Liquid Net Worth Is Absolutely Not Net Worth, Right?
You don’t have to make a seven-figure salary to be considered a millionaire. Your net worth just needs to be worth at least a million dollars. But, what about your liquid net worth?
What is Liquid Net Worth?
The net worth definition is the difference between a person’s assets and debt. Hence, calculating net worth is taking the total assets minus their debt.
Assets are anything that can convert into cash, such as stocks and real estate. On the other hand, debt is usually student loans, car payments, credit card balances, or any other credit card debt.
What Are Considered Liquid Assets and Non-Liquid Assets?
Liquid assets are assets that can liquidate into cash quickly. If an asset cannot convert into cash quickly, then it is NOT a liquid asset.

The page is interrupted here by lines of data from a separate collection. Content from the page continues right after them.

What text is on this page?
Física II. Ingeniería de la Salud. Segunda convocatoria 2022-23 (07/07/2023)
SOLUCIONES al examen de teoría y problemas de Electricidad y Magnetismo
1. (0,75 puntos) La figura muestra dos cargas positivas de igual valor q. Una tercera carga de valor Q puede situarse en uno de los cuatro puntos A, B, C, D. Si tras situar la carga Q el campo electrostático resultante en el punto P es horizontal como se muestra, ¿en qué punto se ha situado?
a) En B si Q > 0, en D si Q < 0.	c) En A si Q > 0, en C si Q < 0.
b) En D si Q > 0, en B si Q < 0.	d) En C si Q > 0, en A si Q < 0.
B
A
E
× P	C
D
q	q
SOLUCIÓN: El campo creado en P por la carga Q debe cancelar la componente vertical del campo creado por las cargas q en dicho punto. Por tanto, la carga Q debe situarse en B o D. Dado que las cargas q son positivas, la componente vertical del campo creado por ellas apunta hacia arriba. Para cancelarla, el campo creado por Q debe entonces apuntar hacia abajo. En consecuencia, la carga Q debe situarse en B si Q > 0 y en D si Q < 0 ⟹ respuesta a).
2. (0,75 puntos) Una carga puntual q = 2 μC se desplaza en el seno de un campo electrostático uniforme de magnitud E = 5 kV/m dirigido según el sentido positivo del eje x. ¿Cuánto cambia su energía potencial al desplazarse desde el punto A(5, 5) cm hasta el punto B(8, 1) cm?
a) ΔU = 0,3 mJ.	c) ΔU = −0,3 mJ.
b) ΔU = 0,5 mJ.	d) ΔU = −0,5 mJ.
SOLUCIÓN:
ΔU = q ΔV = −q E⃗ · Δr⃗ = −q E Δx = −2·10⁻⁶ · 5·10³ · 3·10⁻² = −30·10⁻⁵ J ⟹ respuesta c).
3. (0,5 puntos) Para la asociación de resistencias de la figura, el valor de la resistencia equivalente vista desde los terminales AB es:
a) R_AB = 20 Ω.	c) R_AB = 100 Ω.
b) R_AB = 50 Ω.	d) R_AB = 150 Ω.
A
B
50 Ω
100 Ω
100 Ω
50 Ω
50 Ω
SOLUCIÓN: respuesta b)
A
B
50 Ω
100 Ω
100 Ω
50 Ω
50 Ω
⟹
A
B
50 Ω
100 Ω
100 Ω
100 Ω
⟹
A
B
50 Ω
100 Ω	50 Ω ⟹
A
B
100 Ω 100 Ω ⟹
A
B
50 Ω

Checking accounts, savings accounts, money market accounts, and cold hard cash are the purest forms of liquid assets. These assets are not tied to any market and will not fluctuate in value.

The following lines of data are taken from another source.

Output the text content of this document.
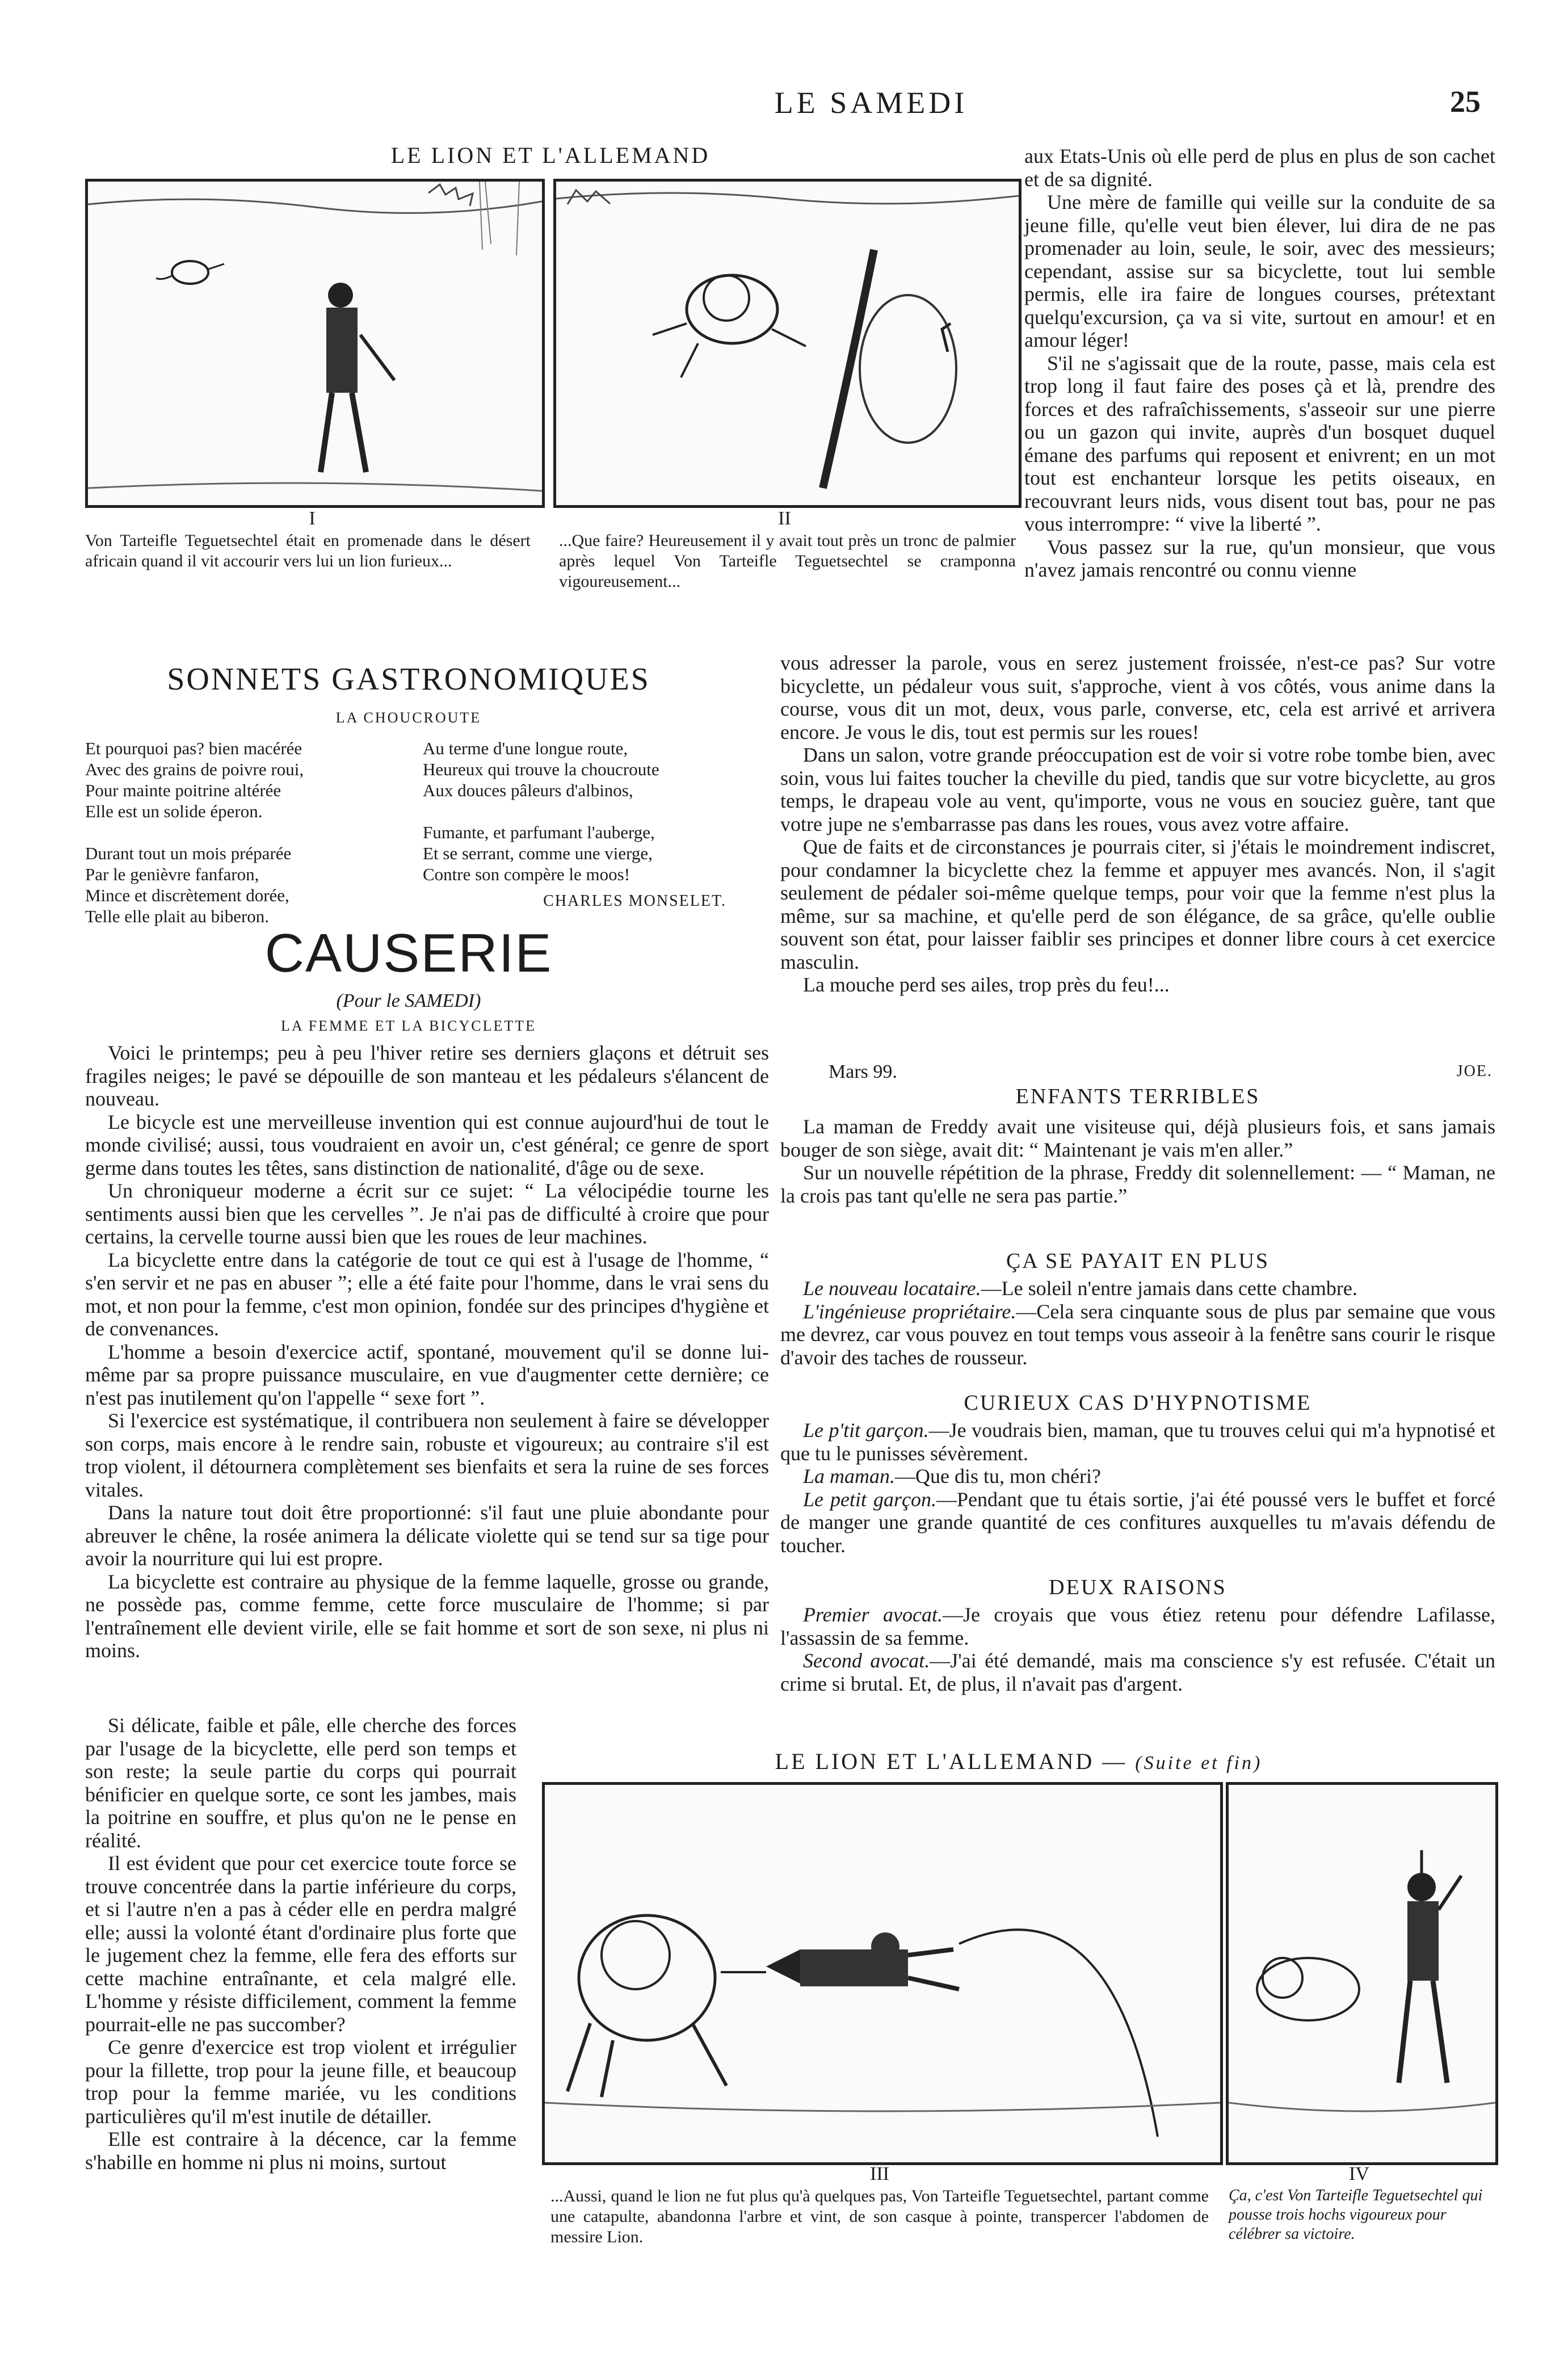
LE SAMEDI	25
LE LION ET L'ALLEMAND
I	II
Von Tarteifle Teguetsechtel était en promenade dans le désert africain quand il vit accourir vers lui un lion furieux...
...Que faire? Heureusement il y avait tout près un tronc de palmier après lequel Von Tarteifle Teguetsechtel se cramponna vigoureusement...
SONNETS GASTRONOMIQUES
LA CHOUCROUTE
Et pourquoi pas? bien macérée
Avec des grains de poivre roui,
Pour mainte poitrine altérée
Elle est un solide éperon.
Durant tout un mois préparée
Par le genièvre fanfaron,
Mince et discrètement dorée,
Telle elle plait au biberon.
Au terme d'une longue route,
Heureux qui trouve la choucroute
Aux douces pâleurs d'albinos,
Fumante, et parfumant l'auberge,
Et se serrant, comme une vierge,
Contre son compère le moos!
CHARLES MONSELET.
CAUSERIE
(Pour le SAMEDI)
LA FEMME ET LA BICYCLETTE

Voici le printemps; peu à peu l'hiver retire ses derniers glaçons et détruit ses fragiles neiges; le pavé se dépouille de son manteau et les pédaleurs s'élancent de nouveau.

Le bicycle est une merveilleuse invention qui est connue aujourd'hui de tout le monde civilisé; aussi, tous voudraient en avoir un, c'est général; ce genre de sport germe dans toutes les têtes, sans distinction de nationalité, d'âge ou de sexe.

Un chroniqueur moderne a écrit sur ce sujet: “ La vélocipédie tourne les sentiments aussi bien que les cervelles ”. Je n'ai pas de difficulté à croire que pour certains, la cervelle tourne aussi bien que les roues de leur machines.

La bicyclette entre dans la catégorie de tout ce qui est à l'usage de l'homme, “ s'en servir et ne pas en abuser ”; elle a été faite pour l'homme, dans le vrai sens du mot, et non pour la femme, c'est mon opinion, fondée sur des principes d'hygiène et de convenances.

L'homme a besoin d'exercice actif, spontané, mouvement qu'il se donne lui-même par sa propre puissance musculaire, en vue d'augmenter cette dernière; ce n'est pas inutilement qu'on l'appelle “ sexe fort ”.

Si l'exercice est systématique, il contribuera non seulement à faire se développer son corps, mais encore à le rendre sain, robuste et vigoureux; au contraire s'il est trop violent, il détournera complètement ses bienfaits et sera la ruine de ses forces vitales.

Dans la nature tout doit être proportionné: s'il faut une pluie abondante pour abreuver le chêne, la rosée animera la délicate violette qui se tend sur sa tige pour avoir la nourriture qui lui est propre.

La bicyclette est contraire au physique de la femme laquelle, grosse ou grande, ne possède pas, comme femme, cette force musculaire de l'homme; si par l'entraînement elle devient virile, elle se fait homme et sort de son sexe, ni plus ni moins.

Si délicate, faible et pâle, elle cherche des forces par l'usage de la bicyclette, elle perd son temps et son reste; la seule partie du corps qui pourrait bénificier en quelque sorte, ce sont les jambes, mais la poitrine en souffre, et plus qu'on ne le pense en réalité.

Il est évident que pour cet exercice toute force se trouve concentrée dans la partie inférieure du corps, et si l'autre n'en a pas à céder elle en perdra malgré elle; aussi la volonté étant d'ordinaire plus forte que le jugement chez la femme, elle fera des efforts sur cette machine entraînante, et cela malgré elle. L'homme y résiste difficilement, comment la femme pourrait-elle ne pas succomber?

Ce genre d'exercice est trop violent et irrégulier pour la fillette, trop pour la jeune fille, et beaucoup trop pour la femme mariée, vu les conditions particulières qu'il m'est inutile de détailler.

Elle est contraire à la décence, car la femme s'habille en homme ni plus ni moins, surtout

aux Etats-Unis où elle perd de plus en plus de son cachet et de sa dignité.

Une mère de famille qui veille sur la conduite de sa jeune fille, qu'elle veut bien élever, lui dira de ne pas promenader au loin, seule, le soir, avec des messieurs; cependant, assise sur sa bicyclette, tout lui semble permis, elle ira faire de longues courses, prétextant quelqu'excursion, ça va si vite, surtout en amour! et en amour léger!

S'il ne s'agissait que de la route, passe, mais cela est trop long il faut faire des poses çà et là, prendre des forces et des rafraîchissements, s'asseoir sur une pierre ou un gazon qui invite, auprès d'un bosquet duquel émane des parfums qui reposent et enivrent; en un mot tout est enchanteur lorsque les petits oiseaux, en recouvrant leurs nids, vous disent tout bas, pour ne pas vous interrompre: “ vive la liberté ”.

Vous passez sur la rue, qu'un monsieur, que vous n'avez jamais rencontré ou connu vienne

vous adresser la parole, vous en serez justement froissée, n'est-ce pas? Sur votre bicyclette, un pédaleur vous suit, s'approche, vient à vos côtés, vous anime dans la course, vous dit un mot, deux, vous parle, converse, etc, cela est arrivé et arrivera encore. Je vous le dis, tout est permis sur les roues!

Dans un salon, votre grande préoccupation est de voir si votre robe tombe bien, avec soin, vous lui faites toucher la cheville du pied, tandis que sur votre bicyclette, au gros temps, le drapeau vole au vent, qu'importe, vous ne vous en souciez guère, tant que votre jupe ne s'embarrasse pas dans les roues, vous avez votre affaire.

Que de faits et de circonstances je pourrais citer, si j'étais le moindrement indiscret, pour condamner la bicyclette chez la femme et appuyer mes avancés. Non, il s'agit seulement de pédaler soi-même quelque temps, pour voir que la femme n'est plus la même, sur sa machine, et qu'elle perd de son élégance, de sa grâce, qu'elle oublie souvent son état, pour laisser faiblir ses principes et donner libre cours à cet exercice masculin.

La mouche perd ses ailes, trop près du feu!...

Mars 99.	JOE.
ENFANTS TERRIBLES

La maman de Freddy avait une visiteuse qui, déjà plusieurs fois, et sans jamais bouger de son siège, avait dit: “ Maintenant je vais m'en aller.”

Sur un nouvelle répétition de la phrase, Freddy dit solennellement: — “ Maman, ne la crois pas tant qu'elle ne sera pas partie.”

ÇA SE PAYAIT EN PLUS

Le nouveau locataire.—Le soleil n'entre jamais dans cette chambre.

L'ingénieuse propriétaire.—Cela sera cinquante sous de plus par semaine que vous me devrez, car vous pouvez en tout temps vous asseoir à la fenêtre sans courir le risque d'avoir des taches de rousseur.

CURIEUX CAS D'HYPNOTISME

Le p'tit garçon.—Je voudrais bien, maman, que tu trouves celui qui m'a hypnotisé et que tu le punisses sévèrement.

La maman.—Que dis tu, mon chéri?

Le petit garçon.—Pendant que tu étais sortie, j'ai été poussé vers le buffet et forcé de manger une grande quantité de ces confitures auxquelles tu m'avais défendu de toucher.

DEUX RAISONS

Premier avocat.—Je croyais que vous étiez retenu pour défendre Lafilasse, l'assassin de sa femme.

Second avocat.—J'ai été demandé, mais ma conscience s'y est refusée. C'était un crime si brutal. Et, de plus, il n'avait pas d'argent.

LE LION ET L'ALLEMAND — (Suite et fin)
III	IV
...Aussi, quand le lion ne fut plus qu'à quelques pas, Von Tarteifle Teguetsechtel, partant comme une catapulte, abandonna l'arbre et vint, de son casque à pointe, transpercer l'abdomen de messire Lion.
Ça, c'est Von Tarteifle Teguetsechtel qui pousse trois hochs vigoureux pour célébrer sa victoire.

Bonds, mutual funds, and stocks are also considered liquid assets. They can be liquidated into cash quickly (usually within a few days).
Real Estate - investment properties cannot quickly convert into cash. It could take weeks to sell and close on a property, no matter how good a real estate agent is.
Cars Cars are depreciating assets that lose value over time, especially within the first five years. Anyone planning to purchase a used-car never expects to buy the vehicle at its original price.